Hash: e6e0a675ea138d2edcd8
Version: webpack 4.46.0
Time: 2553ms
...

> [email protected] deploy
> gh-pages -d dist

After we’ve successfully deployed our site, it will be hosted at a URL like this, where {USERNAME} is your github username and {REPONAME} is the name of your repository :

https://{USERNAME}.github.io/{REPONAME}

If we want to update our live site with some changes, we’ll need to git checkout to the branch that has the most up to date code, then run our deploy script. Typically we deploy from the main branch but it’s possible to deploy from any branch. Each time we deploy, another commit gets made on our gh-pages branch. The commit message will be "Updates" by default, if you want a custom commit message you can specify it by using the -m option.

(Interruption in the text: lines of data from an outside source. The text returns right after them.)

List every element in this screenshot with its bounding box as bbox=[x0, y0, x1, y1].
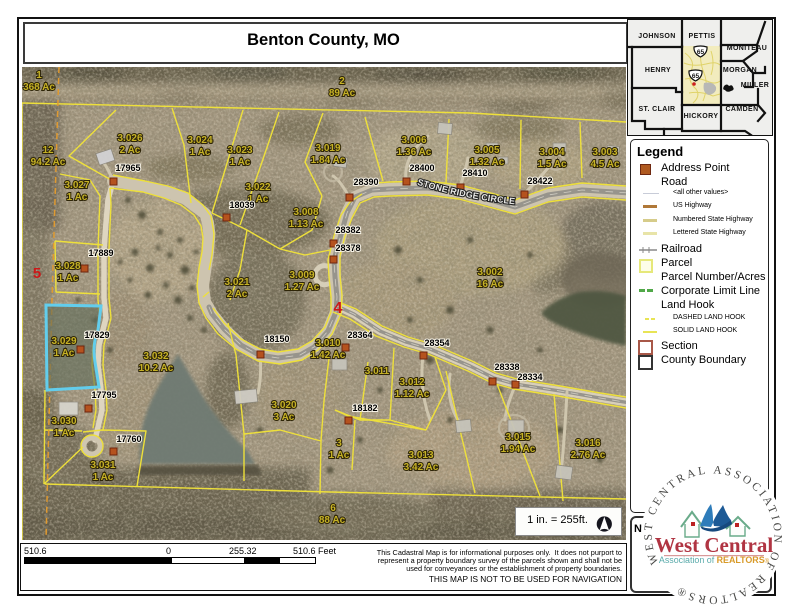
svg-text:3.004: 3.004 bbox=[539, 147, 564, 158]
svg-text:1: 1 bbox=[36, 70, 42, 81]
svg-text:CAMDEN: CAMDEN bbox=[725, 106, 758, 113]
svg-text:12: 12 bbox=[42, 145, 54, 156]
svg-text:3.030: 3.030 bbox=[51, 416, 76, 427]
svg-text:28382: 28382 bbox=[335, 225, 360, 235]
svg-text:28354: 28354 bbox=[424, 338, 449, 348]
svg-text:65: 65 bbox=[692, 73, 700, 80]
svg-text:2 Ac: 2 Ac bbox=[227, 289, 248, 300]
svg-text:18182: 18182 bbox=[352, 403, 377, 413]
svg-text:3.42 Ac: 3.42 Ac bbox=[404, 462, 439, 473]
svg-text:MILLER: MILLER bbox=[741, 82, 769, 89]
svg-text:3.023: 3.023 bbox=[227, 145, 252, 156]
svg-text:2 Ac: 2 Ac bbox=[120, 145, 141, 156]
svg-text:88 Ac: 88 Ac bbox=[319, 515, 346, 526]
svg-text:1.12 Ac: 1.12 Ac bbox=[395, 389, 430, 400]
svg-text:28410: 28410 bbox=[462, 168, 487, 178]
svg-text:65: 65 bbox=[697, 49, 705, 56]
svg-text:18150: 18150 bbox=[264, 334, 289, 344]
svg-text:3.028: 3.028 bbox=[55, 261, 80, 272]
svg-text:1.13 Ac: 1.13 Ac bbox=[289, 219, 324, 230]
svg-text:1.5 Ac: 1.5 Ac bbox=[537, 159, 567, 170]
svg-text:4.5 Ac: 4.5 Ac bbox=[590, 159, 620, 170]
svg-text:1 Ac: 1 Ac bbox=[54, 428, 75, 439]
svg-text:28338: 28338 bbox=[494, 362, 519, 372]
svg-text:89 Ac: 89 Ac bbox=[329, 88, 356, 99]
svg-text:1 Ac: 1 Ac bbox=[54, 348, 75, 359]
svg-text:3.029: 3.029 bbox=[51, 336, 76, 347]
svg-text:16 Ac: 16 Ac bbox=[477, 279, 504, 290]
svg-text:1 Ac: 1 Ac bbox=[93, 472, 114, 483]
svg-text:28364: 28364 bbox=[347, 330, 372, 340]
svg-text:3.006: 3.006 bbox=[401, 135, 426, 146]
svg-text:3.009: 3.009 bbox=[289, 270, 314, 281]
svg-text:ST. CLAIR: ST. CLAIR bbox=[638, 106, 675, 113]
svg-text:1 Ac: 1 Ac bbox=[190, 147, 211, 158]
svg-text:3.021: 3.021 bbox=[224, 277, 249, 288]
svg-text:3.011: 3.011 bbox=[365, 366, 390, 377]
svg-text:17889: 17889 bbox=[88, 248, 113, 258]
svg-text:3.032: 3.032 bbox=[143, 351, 168, 362]
svg-text:HICKORY: HICKORY bbox=[684, 113, 719, 120]
svg-text:PETTIS: PETTIS bbox=[689, 33, 716, 40]
svg-text:18039: 18039 bbox=[229, 200, 254, 210]
svg-text:Association of REALTORS®: Association of REALTORS® bbox=[659, 555, 770, 565]
svg-text:3.020: 3.020 bbox=[271, 400, 296, 411]
svg-text:3.008: 3.008 bbox=[293, 207, 318, 218]
svg-text:3.010: 3.010 bbox=[315, 338, 340, 349]
svg-text:2.76 Ac: 2.76 Ac bbox=[571, 450, 606, 461]
svg-text:1.94 Ac: 1.94 Ac bbox=[501, 444, 536, 455]
svg-text:3.031: 3.031 bbox=[90, 460, 115, 471]
svg-text:1.36 Ac: 1.36 Ac bbox=[397, 147, 432, 158]
svg-text:94.2 Ac: 94.2 Ac bbox=[31, 157, 66, 168]
svg-text:1 Ac: 1 Ac bbox=[67, 192, 88, 203]
svg-text:3.022: 3.022 bbox=[245, 182, 270, 193]
svg-text:3.027: 3.027 bbox=[64, 180, 89, 191]
svg-text:368 Ac: 368 Ac bbox=[23, 82, 55, 93]
svg-text:28422: 28422 bbox=[527, 176, 552, 186]
svg-text:3.003: 3.003 bbox=[592, 147, 617, 158]
svg-text:17795: 17795 bbox=[91, 390, 116, 400]
svg-text:1.32 Ac: 1.32 Ac bbox=[470, 157, 505, 168]
svg-text:10.2 Ac: 10.2 Ac bbox=[139, 363, 174, 374]
svg-text:1.84 Ac: 1.84 Ac bbox=[311, 155, 346, 166]
svg-text:West Central: West Central bbox=[655, 533, 774, 557]
svg-text:28378: 28378 bbox=[335, 243, 360, 253]
svg-text:3 Ac: 3 Ac bbox=[274, 412, 295, 423]
svg-text:MONITEAU: MONITEAU bbox=[727, 45, 768, 52]
svg-text:HENRY: HENRY bbox=[645, 67, 671, 74]
svg-text:3.012: 3.012 bbox=[399, 377, 424, 388]
svg-text:1 Ac: 1 Ac bbox=[230, 157, 251, 168]
svg-text:17829: 17829 bbox=[84, 330, 109, 340]
svg-text:28390: 28390 bbox=[353, 177, 378, 187]
svg-text:4: 4 bbox=[334, 300, 343, 317]
svg-text:1 Ac: 1 Ac bbox=[58, 273, 79, 284]
svg-text:3.015: 3.015 bbox=[505, 432, 530, 443]
svg-text:3.019: 3.019 bbox=[315, 143, 340, 154]
svg-text:17965: 17965 bbox=[115, 163, 140, 173]
svg-text:28400: 28400 bbox=[409, 163, 434, 173]
svg-text:3.005: 3.005 bbox=[474, 145, 499, 156]
svg-text:6: 6 bbox=[330, 503, 336, 514]
svg-text:2: 2 bbox=[339, 76, 345, 87]
svg-text:3.016: 3.016 bbox=[575, 438, 600, 449]
svg-text:3.002: 3.002 bbox=[477, 267, 502, 278]
svg-text:28334: 28334 bbox=[517, 372, 542, 382]
svg-text:1.27 Ac: 1.27 Ac bbox=[285, 282, 320, 293]
svg-text:1.42 Ac: 1.42 Ac bbox=[311, 350, 346, 361]
svg-text:1 Ac: 1 Ac bbox=[329, 450, 350, 461]
svg-text:JOHNSON: JOHNSON bbox=[638, 33, 675, 40]
svg-text:3.026: 3.026 bbox=[117, 133, 142, 144]
svg-text:MORGAN: MORGAN bbox=[723, 67, 757, 74]
svg-text:5: 5 bbox=[33, 265, 41, 282]
svg-text:3.013: 3.013 bbox=[408, 450, 433, 461]
svg-text:3.024: 3.024 bbox=[187, 135, 212, 146]
svg-text:17760: 17760 bbox=[116, 434, 141, 444]
svg-text:3: 3 bbox=[336, 438, 342, 449]
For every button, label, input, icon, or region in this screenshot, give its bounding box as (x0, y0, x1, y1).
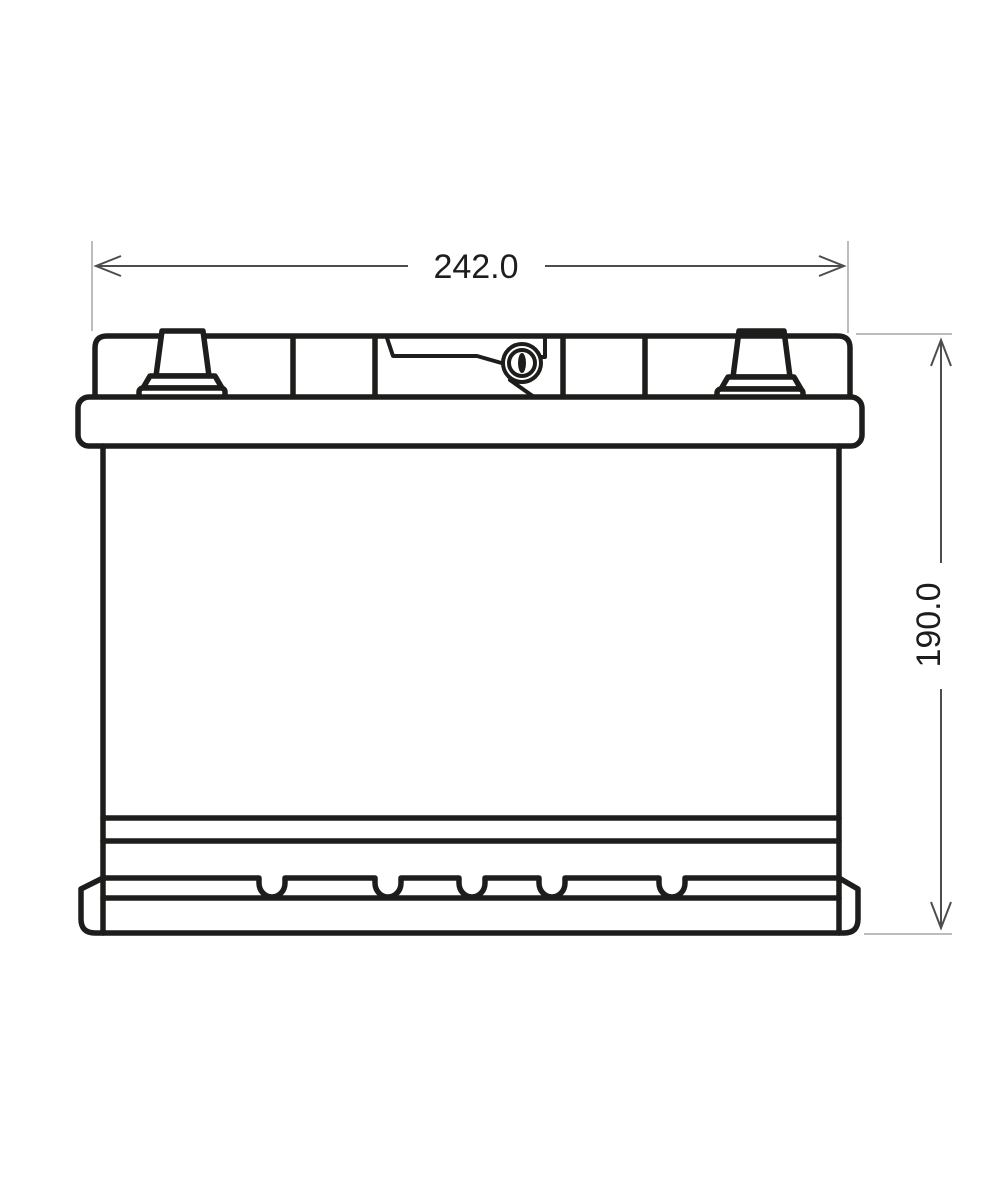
base-foot (81, 878, 858, 933)
base-notch-ledge (103, 878, 839, 897)
negative-terminal-post (156, 331, 209, 376)
height-dimension: 190.0 (856, 334, 952, 934)
battery-technical-drawing: 242.0 190.0 (0, 0, 1000, 1200)
battery-outline (78, 331, 862, 933)
width-dimension-value: 242.0 (433, 248, 518, 286)
width-dimension: 242.0 (92, 241, 848, 333)
battery-dimension-diagram: 242.0 190.0 (0, 0, 1000, 1200)
battery-flange (78, 397, 862, 446)
vent-plug-slot (518, 353, 526, 373)
height-dimension-value: 190.0 (910, 582, 948, 667)
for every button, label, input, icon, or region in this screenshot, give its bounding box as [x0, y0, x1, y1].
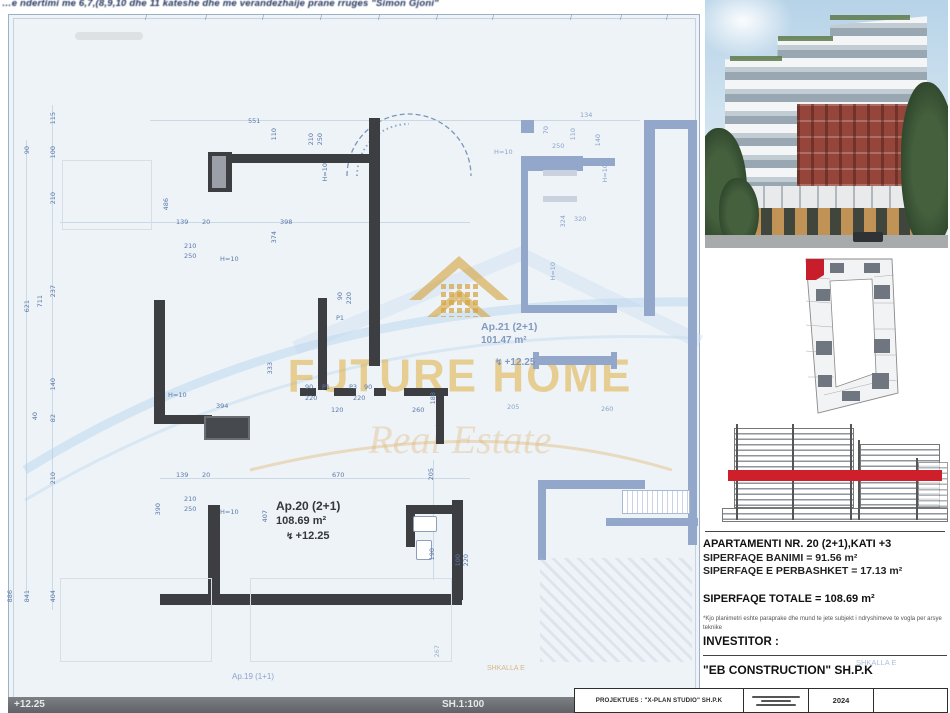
- apartment-details: APARTAMENTI NR. 20 (2+1),KATI +3 SIPERFA…: [703, 537, 948, 633]
- investor-name: "EB CONSTRUCTION" SH.P.K: [703, 663, 873, 677]
- year-cell: 2024: [808, 688, 874, 713]
- divider: [703, 655, 947, 656]
- tree: [901, 82, 948, 248]
- designer-cell: PROJEKTUES : "X-PLAN STUDIO" SH.P.K: [574, 688, 744, 713]
- eraser-smudge: [75, 32, 143, 40]
- stamp-line: [756, 704, 796, 706]
- lower-floor-band: [745, 186, 917, 210]
- details-line1: SIPERFAQE BANIMI = 91.56 m²: [703, 552, 948, 566]
- building-photo: [705, 0, 948, 248]
- elevation-base: [722, 508, 948, 522]
- details-total: SIPERFAQE TOTALE = 108.69 m²: [703, 592, 948, 607]
- details-title: APARTAMENTI NR. 20 (2+1),KATI +3: [703, 537, 948, 552]
- terrace-green: [730, 56, 782, 61]
- terrace-green: [778, 36, 833, 41]
- empty-cell: [873, 688, 948, 713]
- title-block: PROJEKTUES : "X-PLAN STUDIO" SH.P.K 2024: [575, 688, 948, 713]
- street: [705, 235, 948, 248]
- investor-label: INVESTITOR :: [703, 636, 779, 648]
- bar-scale: SH.1:100: [442, 699, 484, 710]
- storefront: [745, 208, 919, 238]
- site-key-plan: [772, 255, 948, 420]
- stamp-line: [761, 700, 791, 702]
- details-line2: SIPERFAQE E PERBASHKET = 17.13 m²: [703, 565, 948, 579]
- plan-panel: [8, 14, 700, 713]
- elevation-post: [916, 458, 918, 520]
- ap19-label: Ap.19 (1+1): [232, 672, 274, 681]
- details-note: *Kjo planimetri eshte paraprake dhe mund…: [703, 615, 943, 633]
- floor-level-red-line: [728, 470, 942, 481]
- stamp-cell: [743, 688, 809, 713]
- brick-facade: [797, 104, 915, 186]
- car: [853, 232, 883, 242]
- terrace-green: [830, 15, 910, 20]
- elevation-mass: [918, 462, 948, 508]
- section-elevation: [722, 422, 948, 528]
- top-note-text: …e ndertimi me 6,7,(8,9,10 dhe 11 katesh…: [2, 0, 702, 12]
- stair-label: SHKALLA E: [487, 665, 525, 672]
- floorplan-sheet: …e ndertimi me 6,7,(8,9,10 dhe 11 katesh…: [0, 0, 950, 713]
- stamp-line: [752, 696, 800, 698]
- bar-level: +12.25: [14, 699, 45, 710]
- scale-bar: +12.25 SH.1:100: [8, 697, 575, 713]
- divider: [705, 531, 945, 532]
- elevation-mass: [734, 428, 854, 508]
- watermark-window-grid: [441, 284, 479, 317]
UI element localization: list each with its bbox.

$ npm run deploy -- -m "Deploy site with new colors"

Finally, note that deploy can take a minute or two to update, so be mindful of that when checking the live site.

For React Projects


The process is almost identical for deploying a React site to GitHub Pages. We’ll still update our package.json, install gh-pages, and add our new scripts. The difference between this and basic webpack hosting is in the deploy script. We need to configure GitHub Pages to deploy the contents of the folder that contains our bundled code, and in a React project that folder is called build, as opposed to dist in our basic webpack projects. Check out the code snippet below that shows how we’ve updated the value of the deploy script to point to the build folder.

./package.json
{
 "scripts": {
   ...
   "predeploy": "npm run build",
   "deploy": "gh-pages -d build"
 },
...
}

Outside of that the steps are exactly the same. Optionally, see this repo for a walkthrough of deploying a React project.

Further Exploration


Configure a Publishing Source

It’s possible to configure our GitHub Pages site to publish when changes are pushed to a specific branch, or we can write a GitHub Actions workflow to publish our site. So for instance we could set our main branch as the publishing source and have GitHub automatically deploy any time changes are pushed to the main branch. See this page in the GitHub docs for how to set a custom publishing source.

Enforce HTTPS

By default GitHub enforces HTTPS protocol (not HTTP), so you may get errors if your links use HTTP. For the deployed site you'll need to remove any HTTP content. See this page on enforcing HTTPS in GitHub for more information.

Un-Publish the Website

If you want to remove a site from GitHub Pages so it is no longer hosted, you can find instructions for un-publishing here.

And that's it! Our site should be live on GitHub Pages for the whole world to visit.